Au total, Québec annonce des dépenses supplémentaires (ou renonciation à des revenus) de 853,3 M$ pour l'exercice 2016-17 qui se termine le 31 mars. La majeure partie du cadeau est lié au remboursement de la taxe santé, qui coûte près de 450 M$.

Pour l'exercice 2017-18 le total des augmentations de dépenses et renonciations de revenus grimpe à plus de 1,4 G$. Cette fois, le gros des coûts supplémentaires vient de la baisse d'impôt (505 M$), de réinvestissements en éducation (plus de 230 M$) et d'une panoplie d'autres mesures pour soutenir l'environnement et l'économie.
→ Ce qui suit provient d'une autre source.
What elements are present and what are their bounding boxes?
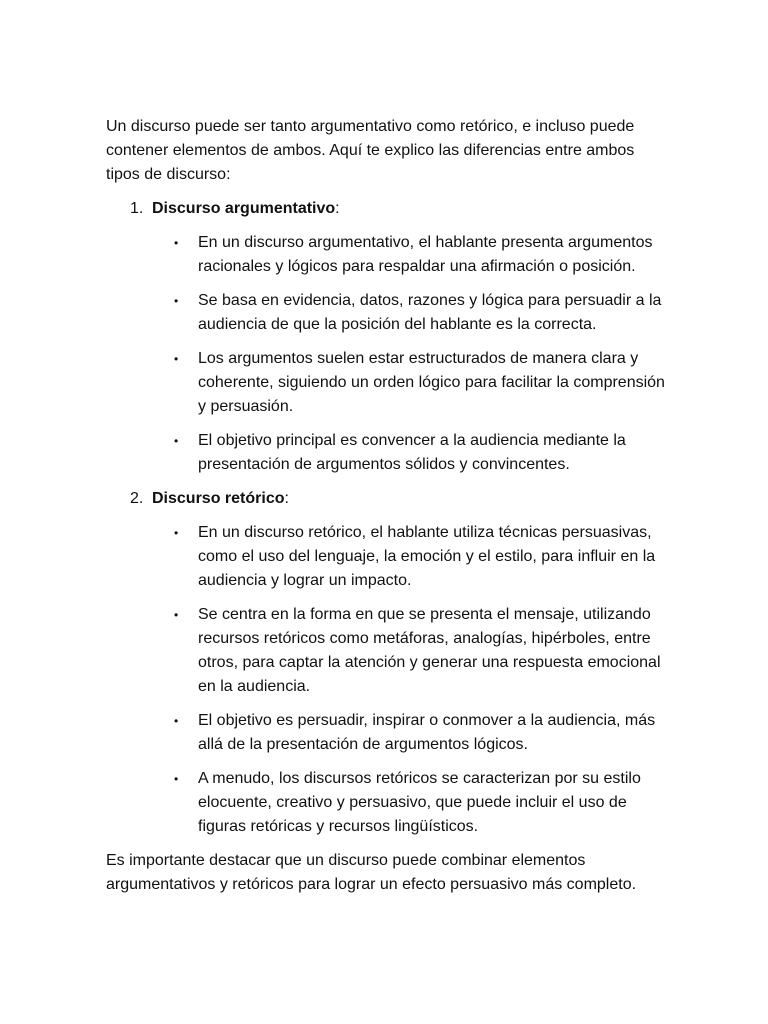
bullet-text: En un discurso argumentativo, el hablante presenta argumentos racionales y lógicos para respaldar una afirmación o posición. bbox=[198, 234, 653, 275]
bullet-item bbox=[152, 709, 666, 757]
section-heading bbox=[152, 197, 666, 221]
bullet-text: Se centra en la forma en que se presenta el mensaje, utilizando recursos retóricos como metáforas, analogías, hipérboles, entre otros, para captar la atención y generar una respuesta emocional en la audiencia. bbox=[198, 606, 661, 695]
section-title: Discurso argumentativo bbox=[152, 200, 336, 217]
bullet-item bbox=[152, 289, 666, 337]
bullet-dot-icon: • bbox=[174, 714, 179, 728]
bullet-dot-icon: • bbox=[174, 434, 179, 448]
bullet-list bbox=[152, 521, 666, 839]
bullet-item bbox=[152, 603, 666, 699]
bullet-dot-icon: • bbox=[174, 294, 179, 308]
bullet-text: En un discurso retórico, el hablante utiliza técnicas persuasivas, como el uso del lenguaje, la emoción y el estilo, para influir en la audiencia y lograr un impacto. bbox=[198, 524, 656, 589]
bullet-dot-icon: • bbox=[174, 236, 179, 250]
bullet-list bbox=[152, 231, 666, 477]
bullet-text: El objetivo principal es convencer a la audiencia mediante la presentación de argumentos sólidos y convincentes. bbox=[198, 432, 626, 473]
bullet-item bbox=[152, 521, 666, 593]
bullet-text: Los argumentos suelen estar estructurados de manera clara y coherente, siguiendo un orden lógico para facilitar la comprensión y persuasión. bbox=[198, 350, 665, 415]
section-retorico bbox=[106, 487, 666, 839]
bullet-dot-icon: • bbox=[174, 772, 179, 786]
closing-paragraph: Es importante destacar que un discurso puede combinar elementos argumentativos y retóricos para lograr un efecto persuasivo más completo. bbox=[106, 852, 637, 893]
bullet-dot-icon: • bbox=[174, 608, 179, 622]
bullet-item bbox=[152, 429, 666, 477]
section-number: 2. bbox=[130, 490, 144, 507]
section-number: 1. bbox=[130, 200, 144, 217]
bullet-text: A menudo, los discursos retóricos se caracterizan por su estilo elocuente, creativo y persuasivo, que puede incluir el uso de figuras retóricas y recursos lingüísticos. bbox=[198, 770, 641, 835]
bullet-dot-icon: • bbox=[174, 526, 179, 540]
bullet-text: Se basa en evidencia, datos, razones y lógica para persuadir a la audiencia de que la posición del hablante es la correcta. bbox=[198, 292, 662, 333]
section-heading bbox=[152, 487, 666, 511]
bullet-item bbox=[152, 347, 666, 419]
intro-paragraph: Un discurso puede ser tanto argumentativo como retórico, e incluso puede contener elementos de ambos. Aquí te explico las diferencias entre ambos tipos de discurso: bbox=[106, 118, 635, 183]
section-argumentativo bbox=[106, 197, 666, 477]
bullet-text: El objetivo es persuadir, inspirar o conmover a la audiencia, más allá de la presentación de argumentos lógicos. bbox=[198, 712, 656, 753]
document-page bbox=[106, 115, 666, 897]
section-list bbox=[106, 197, 666, 839]
bullet-item bbox=[152, 767, 666, 839]
section-title: Discurso retórico bbox=[152, 490, 285, 507]
bullet-dot-icon: • bbox=[174, 352, 179, 366]
section-title-colon: : bbox=[284, 490, 289, 507]
section-title-colon: : bbox=[335, 200, 340, 217]
bullet-item bbox=[152, 231, 666, 279]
Malgré les baisses d'impôts et hausses des dépenses, le gouvernement parvient quand même à afficher la même hauteur de surplus qu'il prévoyait à la mise à jour économique de l'automne et au dernier budget printanier.

Ces surplus peuvent sembler considérables: 2,29 G$ en 2016-17, près de 2,5 G$ en 2017-18, un peu plus de 2,8 G$ en 2018-20, un peu plus de 3,2 G$ en 2019-20 et autour de 3,6 G$ en 2020-21.

Ils peuvent sembler considérables, disions-nous, mais ils ne le sont pas. On y revient un peu plus bas.

D'abord, cherchons à comprendre comment on peut réussir à réinvestir autant alors qu'à l'automne encore, beaucoup pensaient que le gouvernement approchait de la fin de ses capacités de réinvestissement ou à accorder des baisses d'impôts.

Il peut sortir un lapin de son chapeau essentiellement pour deux raisons.

-L'économie tourne un peu plus rondement que ce qui était anticipé. Il rentre près de 350 M$ en 2017-17 et près de 500 M$ en 2017-18.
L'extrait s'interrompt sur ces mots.